Oct. 12, 2015
In December 2014, historians discovered a time capsule buried by Paul Revere and Sam Adams in 1795 under a cornerstone in front of the Massachusetts State House.
Megan Lunsford | The Scribe
On Oct. 8, UCCS’ own time capsule was opened as part of homecoming week. The time capsule was buried in 1988 under the cornerstone in front of the University Center as part of the grand opening.
The UC was expanded in 1988 to include a relocated cafeteria (now Café 65) and Berger Hall, UCCS’ former gymnasium that is now an event space.
The time capsule, a large cylinder, was full of various publications, including the fall 1988 copy of the Writer’s Forum (similar to Riverrun), the summer 1988 precollegiate program book, the 1988/89 Bulletin, programs, calendars and two issues of The Scribe from that year.
Other items in the time capsule were ashes from the 1988 Yellowstone forest fire, an Apple II reference manual, a computer 256k memory board, a Bud Light poster, spirit banners (UC Gold), the athletic department schedule, a paper from the construction company that built the UC, a small commemorative groundbreaking spade and striped orange shorts from the bookstore priced at $19.
Eric Robinson, junior accounting major, thought the time capsule was a great idea.
“It’s really neat to see a snapshot of the past and realize old pictures you see, it’s not black and white, it was a real time and place, a mechanism for the past,” Robinson said.
Chancellor Pamela Shockley-Zalabak spoke of the history of the time capsule to begin the event.
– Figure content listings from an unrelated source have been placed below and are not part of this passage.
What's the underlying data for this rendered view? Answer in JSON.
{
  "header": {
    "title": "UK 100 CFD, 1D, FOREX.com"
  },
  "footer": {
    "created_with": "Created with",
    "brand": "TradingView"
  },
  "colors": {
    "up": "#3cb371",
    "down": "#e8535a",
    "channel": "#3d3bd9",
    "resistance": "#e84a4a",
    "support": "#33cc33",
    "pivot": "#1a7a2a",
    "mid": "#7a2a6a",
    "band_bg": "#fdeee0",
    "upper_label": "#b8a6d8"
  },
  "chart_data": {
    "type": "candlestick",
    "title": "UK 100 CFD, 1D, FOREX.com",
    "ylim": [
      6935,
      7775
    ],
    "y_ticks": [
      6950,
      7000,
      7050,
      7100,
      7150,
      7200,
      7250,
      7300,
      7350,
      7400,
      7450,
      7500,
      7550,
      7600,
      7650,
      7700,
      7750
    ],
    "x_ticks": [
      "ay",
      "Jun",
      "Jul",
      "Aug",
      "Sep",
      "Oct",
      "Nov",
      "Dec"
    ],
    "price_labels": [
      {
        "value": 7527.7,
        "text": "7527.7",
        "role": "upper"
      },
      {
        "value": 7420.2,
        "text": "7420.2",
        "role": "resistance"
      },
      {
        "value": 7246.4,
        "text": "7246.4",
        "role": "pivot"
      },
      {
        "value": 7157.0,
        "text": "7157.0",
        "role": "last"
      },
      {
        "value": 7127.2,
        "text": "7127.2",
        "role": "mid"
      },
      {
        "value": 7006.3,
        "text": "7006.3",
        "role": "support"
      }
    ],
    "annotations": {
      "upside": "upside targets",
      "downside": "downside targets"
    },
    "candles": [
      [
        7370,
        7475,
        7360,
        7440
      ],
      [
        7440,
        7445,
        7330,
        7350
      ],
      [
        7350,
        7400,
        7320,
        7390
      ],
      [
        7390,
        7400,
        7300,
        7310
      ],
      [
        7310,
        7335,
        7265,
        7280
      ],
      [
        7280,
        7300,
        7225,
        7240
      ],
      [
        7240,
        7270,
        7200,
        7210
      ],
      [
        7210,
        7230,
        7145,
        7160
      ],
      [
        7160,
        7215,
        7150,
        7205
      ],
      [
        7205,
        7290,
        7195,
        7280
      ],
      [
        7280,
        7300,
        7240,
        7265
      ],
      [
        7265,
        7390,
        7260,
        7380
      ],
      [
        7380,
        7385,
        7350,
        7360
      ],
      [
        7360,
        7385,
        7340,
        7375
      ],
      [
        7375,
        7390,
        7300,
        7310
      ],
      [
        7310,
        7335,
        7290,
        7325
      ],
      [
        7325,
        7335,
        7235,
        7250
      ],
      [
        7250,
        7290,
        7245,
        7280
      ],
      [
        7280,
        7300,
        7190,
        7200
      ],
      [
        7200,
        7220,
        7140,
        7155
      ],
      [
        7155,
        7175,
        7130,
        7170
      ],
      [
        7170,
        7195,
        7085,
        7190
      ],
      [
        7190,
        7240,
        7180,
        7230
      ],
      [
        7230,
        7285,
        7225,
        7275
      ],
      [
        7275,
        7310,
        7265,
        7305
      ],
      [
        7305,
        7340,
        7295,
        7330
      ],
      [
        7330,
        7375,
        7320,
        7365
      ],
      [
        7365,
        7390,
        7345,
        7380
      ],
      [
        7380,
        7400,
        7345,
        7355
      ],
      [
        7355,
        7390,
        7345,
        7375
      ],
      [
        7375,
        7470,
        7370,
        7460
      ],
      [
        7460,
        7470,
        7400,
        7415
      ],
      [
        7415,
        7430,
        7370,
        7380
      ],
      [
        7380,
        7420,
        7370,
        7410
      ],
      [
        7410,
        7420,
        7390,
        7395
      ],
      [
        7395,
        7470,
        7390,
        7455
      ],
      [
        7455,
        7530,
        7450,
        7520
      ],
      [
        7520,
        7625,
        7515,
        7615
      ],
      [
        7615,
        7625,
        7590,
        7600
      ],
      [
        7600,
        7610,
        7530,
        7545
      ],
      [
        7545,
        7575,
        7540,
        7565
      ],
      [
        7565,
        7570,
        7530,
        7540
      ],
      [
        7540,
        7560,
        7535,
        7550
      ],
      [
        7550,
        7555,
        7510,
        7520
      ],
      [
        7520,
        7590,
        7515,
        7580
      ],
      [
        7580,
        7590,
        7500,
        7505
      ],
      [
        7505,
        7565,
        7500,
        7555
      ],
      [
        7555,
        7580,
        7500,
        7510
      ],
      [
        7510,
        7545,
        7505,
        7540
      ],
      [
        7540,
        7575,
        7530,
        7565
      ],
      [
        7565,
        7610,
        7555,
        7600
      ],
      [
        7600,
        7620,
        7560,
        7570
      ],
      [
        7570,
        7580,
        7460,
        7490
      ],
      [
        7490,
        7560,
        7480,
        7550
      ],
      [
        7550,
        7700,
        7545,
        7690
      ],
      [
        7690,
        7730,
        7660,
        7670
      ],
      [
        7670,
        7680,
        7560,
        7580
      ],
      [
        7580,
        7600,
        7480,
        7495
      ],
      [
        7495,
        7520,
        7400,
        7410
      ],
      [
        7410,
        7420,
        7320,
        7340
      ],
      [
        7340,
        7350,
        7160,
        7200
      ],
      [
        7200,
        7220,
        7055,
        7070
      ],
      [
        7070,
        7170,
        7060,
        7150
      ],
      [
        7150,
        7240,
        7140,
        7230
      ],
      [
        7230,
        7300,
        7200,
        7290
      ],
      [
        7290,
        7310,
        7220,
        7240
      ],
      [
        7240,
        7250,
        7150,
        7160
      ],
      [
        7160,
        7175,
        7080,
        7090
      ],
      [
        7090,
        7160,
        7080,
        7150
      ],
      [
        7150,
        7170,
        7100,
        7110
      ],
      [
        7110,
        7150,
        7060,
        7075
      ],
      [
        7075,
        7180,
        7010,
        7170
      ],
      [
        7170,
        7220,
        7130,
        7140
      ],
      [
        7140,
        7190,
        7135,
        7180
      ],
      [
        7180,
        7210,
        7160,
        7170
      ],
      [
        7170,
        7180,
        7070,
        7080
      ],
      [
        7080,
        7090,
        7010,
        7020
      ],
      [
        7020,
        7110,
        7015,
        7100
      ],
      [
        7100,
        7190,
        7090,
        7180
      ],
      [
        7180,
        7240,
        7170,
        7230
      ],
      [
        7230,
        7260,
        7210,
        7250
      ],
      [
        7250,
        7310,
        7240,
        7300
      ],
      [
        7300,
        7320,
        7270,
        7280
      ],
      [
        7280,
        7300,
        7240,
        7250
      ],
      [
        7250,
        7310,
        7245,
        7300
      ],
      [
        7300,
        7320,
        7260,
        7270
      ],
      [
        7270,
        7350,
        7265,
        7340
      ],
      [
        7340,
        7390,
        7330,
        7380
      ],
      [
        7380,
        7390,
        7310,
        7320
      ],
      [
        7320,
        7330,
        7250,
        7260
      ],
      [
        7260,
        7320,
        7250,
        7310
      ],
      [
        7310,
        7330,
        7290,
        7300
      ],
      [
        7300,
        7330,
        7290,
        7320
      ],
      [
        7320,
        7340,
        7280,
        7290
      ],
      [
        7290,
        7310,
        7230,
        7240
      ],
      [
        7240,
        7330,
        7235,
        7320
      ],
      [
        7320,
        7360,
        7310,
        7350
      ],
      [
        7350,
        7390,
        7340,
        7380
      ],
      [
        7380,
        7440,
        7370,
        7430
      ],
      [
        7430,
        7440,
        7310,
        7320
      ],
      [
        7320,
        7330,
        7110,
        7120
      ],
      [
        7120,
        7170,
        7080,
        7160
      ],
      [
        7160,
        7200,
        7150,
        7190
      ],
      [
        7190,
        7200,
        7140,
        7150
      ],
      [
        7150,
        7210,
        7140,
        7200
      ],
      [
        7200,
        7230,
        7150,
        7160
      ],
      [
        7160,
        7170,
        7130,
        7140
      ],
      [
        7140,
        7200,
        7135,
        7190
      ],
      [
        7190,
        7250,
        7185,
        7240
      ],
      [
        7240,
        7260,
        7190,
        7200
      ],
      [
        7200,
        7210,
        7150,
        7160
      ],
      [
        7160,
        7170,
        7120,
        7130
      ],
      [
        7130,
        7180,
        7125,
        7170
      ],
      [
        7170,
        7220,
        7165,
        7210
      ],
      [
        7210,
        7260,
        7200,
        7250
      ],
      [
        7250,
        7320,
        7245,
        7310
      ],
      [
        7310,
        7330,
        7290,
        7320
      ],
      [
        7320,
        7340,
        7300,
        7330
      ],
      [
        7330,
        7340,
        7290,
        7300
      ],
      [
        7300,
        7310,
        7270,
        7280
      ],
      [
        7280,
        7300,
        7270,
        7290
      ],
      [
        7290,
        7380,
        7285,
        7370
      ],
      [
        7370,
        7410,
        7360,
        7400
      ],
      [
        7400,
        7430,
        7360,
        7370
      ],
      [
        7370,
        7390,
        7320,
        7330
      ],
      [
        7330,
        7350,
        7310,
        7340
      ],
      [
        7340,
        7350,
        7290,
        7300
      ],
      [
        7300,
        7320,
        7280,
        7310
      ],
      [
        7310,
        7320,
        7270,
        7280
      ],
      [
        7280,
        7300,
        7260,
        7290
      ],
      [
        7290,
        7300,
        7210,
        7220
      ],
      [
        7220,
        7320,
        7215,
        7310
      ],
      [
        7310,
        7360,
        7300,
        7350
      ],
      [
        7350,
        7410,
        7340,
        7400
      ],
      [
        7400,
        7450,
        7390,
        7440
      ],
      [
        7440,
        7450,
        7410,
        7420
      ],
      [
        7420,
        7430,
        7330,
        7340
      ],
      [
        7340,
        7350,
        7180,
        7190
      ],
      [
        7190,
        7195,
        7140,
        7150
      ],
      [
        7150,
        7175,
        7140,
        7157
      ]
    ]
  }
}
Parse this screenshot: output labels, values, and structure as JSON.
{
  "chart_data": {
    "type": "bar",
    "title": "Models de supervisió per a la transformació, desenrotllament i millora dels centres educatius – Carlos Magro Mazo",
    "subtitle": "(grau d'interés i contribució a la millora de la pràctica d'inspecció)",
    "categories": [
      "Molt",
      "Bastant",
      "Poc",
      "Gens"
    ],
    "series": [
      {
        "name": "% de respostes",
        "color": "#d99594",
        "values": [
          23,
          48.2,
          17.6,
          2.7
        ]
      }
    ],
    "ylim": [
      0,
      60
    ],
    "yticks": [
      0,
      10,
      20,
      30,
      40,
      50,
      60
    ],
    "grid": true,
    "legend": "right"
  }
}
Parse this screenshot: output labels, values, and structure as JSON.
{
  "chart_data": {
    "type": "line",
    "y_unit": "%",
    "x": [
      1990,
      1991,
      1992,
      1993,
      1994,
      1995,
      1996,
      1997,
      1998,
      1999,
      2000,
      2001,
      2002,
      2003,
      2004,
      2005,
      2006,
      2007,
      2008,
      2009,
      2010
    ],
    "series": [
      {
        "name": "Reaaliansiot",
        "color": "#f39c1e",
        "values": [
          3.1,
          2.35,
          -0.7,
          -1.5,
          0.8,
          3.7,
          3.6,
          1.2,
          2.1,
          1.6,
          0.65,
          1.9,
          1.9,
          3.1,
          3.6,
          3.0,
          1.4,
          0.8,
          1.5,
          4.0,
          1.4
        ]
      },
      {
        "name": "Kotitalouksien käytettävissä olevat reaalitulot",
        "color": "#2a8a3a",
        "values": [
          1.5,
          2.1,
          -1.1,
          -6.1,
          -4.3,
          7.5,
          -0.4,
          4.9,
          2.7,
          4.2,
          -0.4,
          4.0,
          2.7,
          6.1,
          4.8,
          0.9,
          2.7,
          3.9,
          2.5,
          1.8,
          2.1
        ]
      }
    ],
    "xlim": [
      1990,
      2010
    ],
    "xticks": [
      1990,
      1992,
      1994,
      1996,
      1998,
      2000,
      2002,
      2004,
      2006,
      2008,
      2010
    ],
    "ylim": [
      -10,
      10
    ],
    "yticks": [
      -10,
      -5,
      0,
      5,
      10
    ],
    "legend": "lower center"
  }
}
“We’re going to create the future today by opening the contents of the past,” she said.
Attendees of the time capsule ceremony included current students, faculty, staff, administration, alumni and former faculty and staff.
Steve Gnadt, former director of the UC, was at the ceremony.
“I think it’s pretty neat to see how the campus has grown and to kind of look back, look at how things were 25 years ago,” said Gnadt, now the associate director for the departments of Administration and Marketing at the University of Maryland.
He said he took the idea of the time capsule to UMD and that the university buried its own time capsule underneath its student union.
“I thought it was wonderful. It looked like it was a great mix of alumni, faculty, staff. There’ve been so many students that have come up to me from when Anthony Cordova (director of MOSAIC) was a student or when I taught here,” Gnadt said.
Shockley-Zalabak thought the ceremony went well.
“I think it was very exciting. It was fun because there were so many people that were here 25 years ago and so many that were not. And to see that I think was great fun,” she said.
After the event, guests were invited to free food on Clyde’s patio and to autograph wine bottles and record their memories for the new time capsule, to be opened on UCCS’ 75th anniversary in 2040.
Tables were set up displaying the contents of the old time capsule and of the new. The goal is to get 50 stories for the 50th anniversary in the new time capsule.